4 minutes de lecture

10 février 2018

Clermont-Ferrand

 Le vent soufflait fort, ce jour-là, soulevant un jupon, par-ci, par-là. Au plus grand plaisir de tous ces jeunes hommes qui profitaient de ce spectacle offert par les éléments. Ils se réjouissaient des rares moments où ils pouvaient apercevoir un bout de dentelle, d’une couleur qui les faisait rougir d’envie. Ils enregistraient toutes ces fesses bombées et enveloppées dans des tissus aguicheurs dans leur mémoire, les gardant bien au chaud jusqu’au moment du coucher.

 Au milieu de toute cette foule de pervers narcissique en manque de compagnie féminine, se baladait une jeune femme aux formes généreuses et attrayantes. Sa longue chevelure rousse voguait au gré du vent, allant de droite à gauche, et de gauche à droite, frôlant les peaux des inconnus qu’elle croisait. Ceux-ci se retournaient sur elle sans la lâcher du regard, semblable à de gros chiens postés devant un bout de viande fraîchement cuit. Elle imaginait leurs regards fixés sur son fessier rebondi, satisfaite de l’effet qu’elle faisait aux personnes qui l’entouraient.

 Ses yeux, d’un vert émeraude, éclatant et profond, jonglaient de têtes en têtes et de corps en corps, inspectant tous ces êtres qui formaient cette ville. Tous similaires et uniques en leur genre. Tous assoiffés de sexe et d’argent. C’était comme ça que le monde marchait aujourd'hui. Plus les bourses et les attributs étaient gros, plus le propriétaire imposait le respect.

Pourtant, j’ai des gros seins et un gros cul, et c’est pas pour autant que ce macho pleins de testostérone me laisserait sa place, connard, pensa-t-elle en entrant dans un wagon du tramway.

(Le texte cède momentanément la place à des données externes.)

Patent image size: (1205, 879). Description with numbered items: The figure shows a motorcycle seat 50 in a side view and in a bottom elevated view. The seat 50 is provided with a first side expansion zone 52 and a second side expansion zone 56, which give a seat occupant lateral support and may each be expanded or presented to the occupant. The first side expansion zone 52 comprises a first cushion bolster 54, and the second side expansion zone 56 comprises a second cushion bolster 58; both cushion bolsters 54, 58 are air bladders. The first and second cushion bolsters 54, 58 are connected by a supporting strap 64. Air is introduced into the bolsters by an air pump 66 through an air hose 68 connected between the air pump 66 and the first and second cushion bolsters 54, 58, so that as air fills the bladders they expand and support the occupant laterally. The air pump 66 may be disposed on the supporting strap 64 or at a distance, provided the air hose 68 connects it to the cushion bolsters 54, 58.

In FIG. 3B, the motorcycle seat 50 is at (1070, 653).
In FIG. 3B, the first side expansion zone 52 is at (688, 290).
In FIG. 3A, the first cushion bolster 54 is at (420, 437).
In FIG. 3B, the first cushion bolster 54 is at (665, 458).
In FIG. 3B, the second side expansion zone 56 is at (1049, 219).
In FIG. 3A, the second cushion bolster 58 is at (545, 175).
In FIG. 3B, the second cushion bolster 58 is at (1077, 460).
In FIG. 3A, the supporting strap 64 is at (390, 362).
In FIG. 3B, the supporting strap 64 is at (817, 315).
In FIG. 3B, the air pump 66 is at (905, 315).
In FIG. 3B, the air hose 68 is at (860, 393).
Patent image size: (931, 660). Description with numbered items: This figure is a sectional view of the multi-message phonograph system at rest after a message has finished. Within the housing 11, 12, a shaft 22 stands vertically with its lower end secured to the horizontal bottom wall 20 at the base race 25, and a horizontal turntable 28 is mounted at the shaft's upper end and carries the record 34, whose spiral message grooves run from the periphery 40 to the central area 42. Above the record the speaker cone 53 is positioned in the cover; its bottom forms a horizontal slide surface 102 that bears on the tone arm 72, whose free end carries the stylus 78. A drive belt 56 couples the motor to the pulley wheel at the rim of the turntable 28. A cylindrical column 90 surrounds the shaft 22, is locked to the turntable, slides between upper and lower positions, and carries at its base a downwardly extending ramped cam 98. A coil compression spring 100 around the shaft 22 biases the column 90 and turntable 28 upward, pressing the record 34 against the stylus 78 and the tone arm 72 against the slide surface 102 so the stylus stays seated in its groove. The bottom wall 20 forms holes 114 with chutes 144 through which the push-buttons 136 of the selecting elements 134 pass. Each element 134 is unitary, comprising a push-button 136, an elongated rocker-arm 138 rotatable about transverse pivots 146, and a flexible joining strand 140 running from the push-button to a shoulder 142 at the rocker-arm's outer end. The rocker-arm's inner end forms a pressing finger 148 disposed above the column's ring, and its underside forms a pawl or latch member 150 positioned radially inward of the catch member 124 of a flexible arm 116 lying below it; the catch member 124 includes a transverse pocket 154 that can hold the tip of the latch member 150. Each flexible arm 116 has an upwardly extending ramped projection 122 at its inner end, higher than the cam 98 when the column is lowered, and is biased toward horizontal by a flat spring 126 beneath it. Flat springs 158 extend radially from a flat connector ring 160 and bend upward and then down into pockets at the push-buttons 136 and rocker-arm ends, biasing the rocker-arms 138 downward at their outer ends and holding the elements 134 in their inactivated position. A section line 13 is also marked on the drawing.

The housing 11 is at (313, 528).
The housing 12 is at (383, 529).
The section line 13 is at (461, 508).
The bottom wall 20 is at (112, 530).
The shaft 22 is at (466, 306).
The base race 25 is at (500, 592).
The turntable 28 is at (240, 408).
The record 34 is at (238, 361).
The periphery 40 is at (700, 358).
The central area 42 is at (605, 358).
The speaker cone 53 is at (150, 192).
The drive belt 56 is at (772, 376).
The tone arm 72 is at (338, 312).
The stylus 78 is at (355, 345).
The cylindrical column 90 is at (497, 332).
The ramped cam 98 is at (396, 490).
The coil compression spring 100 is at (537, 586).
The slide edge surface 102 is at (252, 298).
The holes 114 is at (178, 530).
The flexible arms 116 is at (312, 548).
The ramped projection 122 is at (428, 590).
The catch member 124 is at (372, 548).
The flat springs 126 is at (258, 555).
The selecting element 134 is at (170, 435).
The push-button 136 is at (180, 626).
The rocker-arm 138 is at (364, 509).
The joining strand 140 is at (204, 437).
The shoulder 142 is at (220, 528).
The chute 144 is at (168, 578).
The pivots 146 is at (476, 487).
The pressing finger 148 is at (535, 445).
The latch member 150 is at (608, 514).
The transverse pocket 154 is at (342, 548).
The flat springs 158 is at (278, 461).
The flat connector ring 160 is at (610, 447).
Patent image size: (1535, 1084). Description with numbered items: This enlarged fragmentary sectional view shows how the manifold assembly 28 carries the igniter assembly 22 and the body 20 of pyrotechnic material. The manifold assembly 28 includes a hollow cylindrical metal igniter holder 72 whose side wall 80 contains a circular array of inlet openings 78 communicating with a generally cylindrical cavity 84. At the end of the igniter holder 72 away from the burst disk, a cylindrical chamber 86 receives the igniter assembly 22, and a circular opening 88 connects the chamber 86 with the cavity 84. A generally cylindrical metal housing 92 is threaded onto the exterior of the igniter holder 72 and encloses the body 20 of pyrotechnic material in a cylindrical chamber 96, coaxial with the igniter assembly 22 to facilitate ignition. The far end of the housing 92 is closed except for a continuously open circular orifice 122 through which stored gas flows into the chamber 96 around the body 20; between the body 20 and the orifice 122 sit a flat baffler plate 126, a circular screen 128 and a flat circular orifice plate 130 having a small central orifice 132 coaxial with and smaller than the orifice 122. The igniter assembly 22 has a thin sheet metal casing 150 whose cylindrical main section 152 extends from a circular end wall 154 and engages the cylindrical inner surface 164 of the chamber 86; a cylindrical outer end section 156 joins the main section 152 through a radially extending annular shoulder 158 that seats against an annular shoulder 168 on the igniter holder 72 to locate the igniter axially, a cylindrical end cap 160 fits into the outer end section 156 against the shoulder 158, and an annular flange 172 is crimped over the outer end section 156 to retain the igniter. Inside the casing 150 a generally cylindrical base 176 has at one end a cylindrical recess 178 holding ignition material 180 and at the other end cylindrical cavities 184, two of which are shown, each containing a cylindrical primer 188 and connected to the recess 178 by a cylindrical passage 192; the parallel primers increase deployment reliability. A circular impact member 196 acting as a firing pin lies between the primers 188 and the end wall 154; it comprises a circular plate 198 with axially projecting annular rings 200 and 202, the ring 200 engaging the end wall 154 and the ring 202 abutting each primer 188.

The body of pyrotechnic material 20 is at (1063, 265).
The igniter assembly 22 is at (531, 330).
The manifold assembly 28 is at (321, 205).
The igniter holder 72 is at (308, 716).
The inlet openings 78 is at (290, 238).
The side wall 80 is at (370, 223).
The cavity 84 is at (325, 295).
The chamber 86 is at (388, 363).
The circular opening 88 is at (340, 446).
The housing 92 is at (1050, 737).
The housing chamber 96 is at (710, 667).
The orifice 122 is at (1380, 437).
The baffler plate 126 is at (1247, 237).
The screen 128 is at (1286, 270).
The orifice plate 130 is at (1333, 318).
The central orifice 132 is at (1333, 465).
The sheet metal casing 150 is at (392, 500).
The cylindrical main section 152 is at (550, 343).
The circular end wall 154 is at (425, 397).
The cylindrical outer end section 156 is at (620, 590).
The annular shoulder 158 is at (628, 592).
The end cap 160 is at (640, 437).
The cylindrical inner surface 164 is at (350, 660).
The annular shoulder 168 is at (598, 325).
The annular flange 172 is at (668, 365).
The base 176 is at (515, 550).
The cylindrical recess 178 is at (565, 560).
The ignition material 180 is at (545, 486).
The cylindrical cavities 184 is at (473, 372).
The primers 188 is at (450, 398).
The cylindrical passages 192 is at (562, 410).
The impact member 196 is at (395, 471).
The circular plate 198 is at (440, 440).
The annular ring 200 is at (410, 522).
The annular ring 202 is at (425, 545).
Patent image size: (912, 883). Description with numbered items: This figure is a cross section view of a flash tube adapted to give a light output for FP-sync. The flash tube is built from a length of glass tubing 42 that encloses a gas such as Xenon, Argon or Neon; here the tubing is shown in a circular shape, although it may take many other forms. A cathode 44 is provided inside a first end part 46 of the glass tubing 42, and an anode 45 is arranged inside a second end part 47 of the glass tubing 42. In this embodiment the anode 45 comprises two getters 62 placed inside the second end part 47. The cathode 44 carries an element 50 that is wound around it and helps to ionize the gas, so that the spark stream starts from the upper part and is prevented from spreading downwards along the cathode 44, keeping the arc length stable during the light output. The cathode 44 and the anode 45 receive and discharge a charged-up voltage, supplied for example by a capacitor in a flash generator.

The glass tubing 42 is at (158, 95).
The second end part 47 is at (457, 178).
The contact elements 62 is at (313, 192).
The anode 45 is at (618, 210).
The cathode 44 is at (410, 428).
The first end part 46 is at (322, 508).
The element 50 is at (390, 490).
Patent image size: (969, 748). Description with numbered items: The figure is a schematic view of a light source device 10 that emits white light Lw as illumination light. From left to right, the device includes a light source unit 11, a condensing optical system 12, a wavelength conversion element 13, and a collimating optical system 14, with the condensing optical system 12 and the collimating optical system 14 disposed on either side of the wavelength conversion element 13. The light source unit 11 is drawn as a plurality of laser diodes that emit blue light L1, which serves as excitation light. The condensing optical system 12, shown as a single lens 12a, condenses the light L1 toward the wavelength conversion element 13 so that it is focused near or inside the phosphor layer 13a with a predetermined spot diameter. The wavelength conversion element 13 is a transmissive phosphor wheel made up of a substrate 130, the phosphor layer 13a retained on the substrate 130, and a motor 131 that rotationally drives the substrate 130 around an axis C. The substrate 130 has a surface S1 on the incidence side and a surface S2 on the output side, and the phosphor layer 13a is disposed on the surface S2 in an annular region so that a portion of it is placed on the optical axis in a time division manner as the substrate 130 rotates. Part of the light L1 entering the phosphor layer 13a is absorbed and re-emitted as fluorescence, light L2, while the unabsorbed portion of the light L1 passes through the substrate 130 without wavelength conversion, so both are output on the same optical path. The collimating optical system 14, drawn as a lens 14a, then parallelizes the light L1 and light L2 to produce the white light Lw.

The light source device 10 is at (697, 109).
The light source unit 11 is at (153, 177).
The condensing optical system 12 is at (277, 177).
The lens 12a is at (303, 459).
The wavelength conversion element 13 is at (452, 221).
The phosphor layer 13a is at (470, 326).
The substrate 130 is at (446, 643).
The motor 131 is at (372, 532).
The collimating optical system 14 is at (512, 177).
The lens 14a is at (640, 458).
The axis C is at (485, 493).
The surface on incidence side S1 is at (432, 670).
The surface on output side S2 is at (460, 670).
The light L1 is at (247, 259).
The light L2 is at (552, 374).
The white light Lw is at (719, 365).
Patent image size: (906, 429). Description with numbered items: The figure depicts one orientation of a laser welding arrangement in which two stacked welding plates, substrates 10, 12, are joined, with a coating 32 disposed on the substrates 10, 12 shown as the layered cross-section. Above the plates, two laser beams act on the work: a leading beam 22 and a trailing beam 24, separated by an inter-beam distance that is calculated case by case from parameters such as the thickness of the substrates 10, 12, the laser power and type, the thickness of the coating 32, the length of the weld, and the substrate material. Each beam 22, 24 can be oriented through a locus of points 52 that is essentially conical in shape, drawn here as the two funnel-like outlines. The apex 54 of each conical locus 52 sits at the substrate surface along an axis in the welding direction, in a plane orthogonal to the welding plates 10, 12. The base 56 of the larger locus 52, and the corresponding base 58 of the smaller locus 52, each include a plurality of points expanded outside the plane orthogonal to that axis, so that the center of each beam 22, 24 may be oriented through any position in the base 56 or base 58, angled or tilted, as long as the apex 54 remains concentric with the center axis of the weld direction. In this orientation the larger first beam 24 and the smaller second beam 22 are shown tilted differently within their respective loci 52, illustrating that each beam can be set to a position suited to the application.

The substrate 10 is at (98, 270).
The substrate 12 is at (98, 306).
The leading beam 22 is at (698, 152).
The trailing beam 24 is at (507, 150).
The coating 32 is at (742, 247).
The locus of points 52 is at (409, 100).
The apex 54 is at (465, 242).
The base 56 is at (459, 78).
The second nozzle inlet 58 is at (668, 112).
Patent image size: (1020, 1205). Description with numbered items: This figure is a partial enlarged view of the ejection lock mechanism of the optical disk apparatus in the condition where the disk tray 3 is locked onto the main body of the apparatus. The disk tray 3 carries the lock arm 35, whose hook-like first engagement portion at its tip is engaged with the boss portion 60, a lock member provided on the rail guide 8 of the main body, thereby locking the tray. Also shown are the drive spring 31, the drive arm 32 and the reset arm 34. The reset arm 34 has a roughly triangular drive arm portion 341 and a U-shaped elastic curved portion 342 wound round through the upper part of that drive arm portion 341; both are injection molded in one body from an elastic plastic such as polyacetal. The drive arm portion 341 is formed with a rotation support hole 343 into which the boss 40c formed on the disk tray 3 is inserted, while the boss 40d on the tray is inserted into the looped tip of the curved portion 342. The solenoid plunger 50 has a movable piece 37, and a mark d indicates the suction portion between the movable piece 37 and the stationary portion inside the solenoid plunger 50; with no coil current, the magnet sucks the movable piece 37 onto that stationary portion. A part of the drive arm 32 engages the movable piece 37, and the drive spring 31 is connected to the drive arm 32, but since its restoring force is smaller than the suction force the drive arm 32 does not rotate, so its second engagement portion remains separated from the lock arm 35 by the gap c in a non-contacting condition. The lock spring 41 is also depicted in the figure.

 Tout en lançant un regard assassin au jeune homme, qui ne semblait pas l'avoir remarqué, bien trop occupé à regarder les lueurs de son téléphone, elle s'agrippa à la rembarre et attendit patiemment que le wagon arrive à destination.

 Elle se saisit de son téléphone et consulta les quelques notifications qui s'affichaient sur l'écran. Parmi tous les mails publicitaires qui l’incitaient à acheter le tout dernier téléphone à la mode, se trouvait un message provenant de sa mère. Elle lui souhaitait bon courage pour sa journée de travail, ce qui la fit sourire. Elle zyeuta tout de même les autres notifications et tomba nez à nez avec une publicité pour de la voyance :

Laissez-vous bercer par le destin, votre vie est déjà toute tracée par les cieux.

 Amandine pouffa intérieurement et souffla du nez. Bien sûr, elle ne croyait pas du tout en toutes ces histoires de voyance et de destin. Comme si quelqu'un était là, à regarder sa vie et qu'il tirait les ficelles de son existence. Non, le destin n'existait pas et rien n'était prévu à l'avance. Elle rangea son téléphone dans son sac à main et contempla le paysage qui défilait sous ses yeux.

 L’usine de pneu Michelin, qui faisait la renommée de la ville, emplissait le ciel de nombreux nuages grisâtres. Elle avait quitté la campagne natale pour cette ville, où la pollution était présente dans tous les coins de rue, dans laquelle elle vivait depuis maintenant deux ans dans cette ville.

 Après une bonne dizaine de tentatives qui n’avaient pas abouti, elle avait enfin trouvé un emploi dans une supérette aux alentours de la ville. À première vue, la façade de l’échoppe de payait pas de mine : une feuille A4 où le propriétaire avait écrit à la main ouvert et fermé — dans une écriture bien plus appuyée — prônait sur la vitrine. Malgré cette apparence peu flatteuse, Amandine avait accepté de travailler ici et y venait tous les samedis.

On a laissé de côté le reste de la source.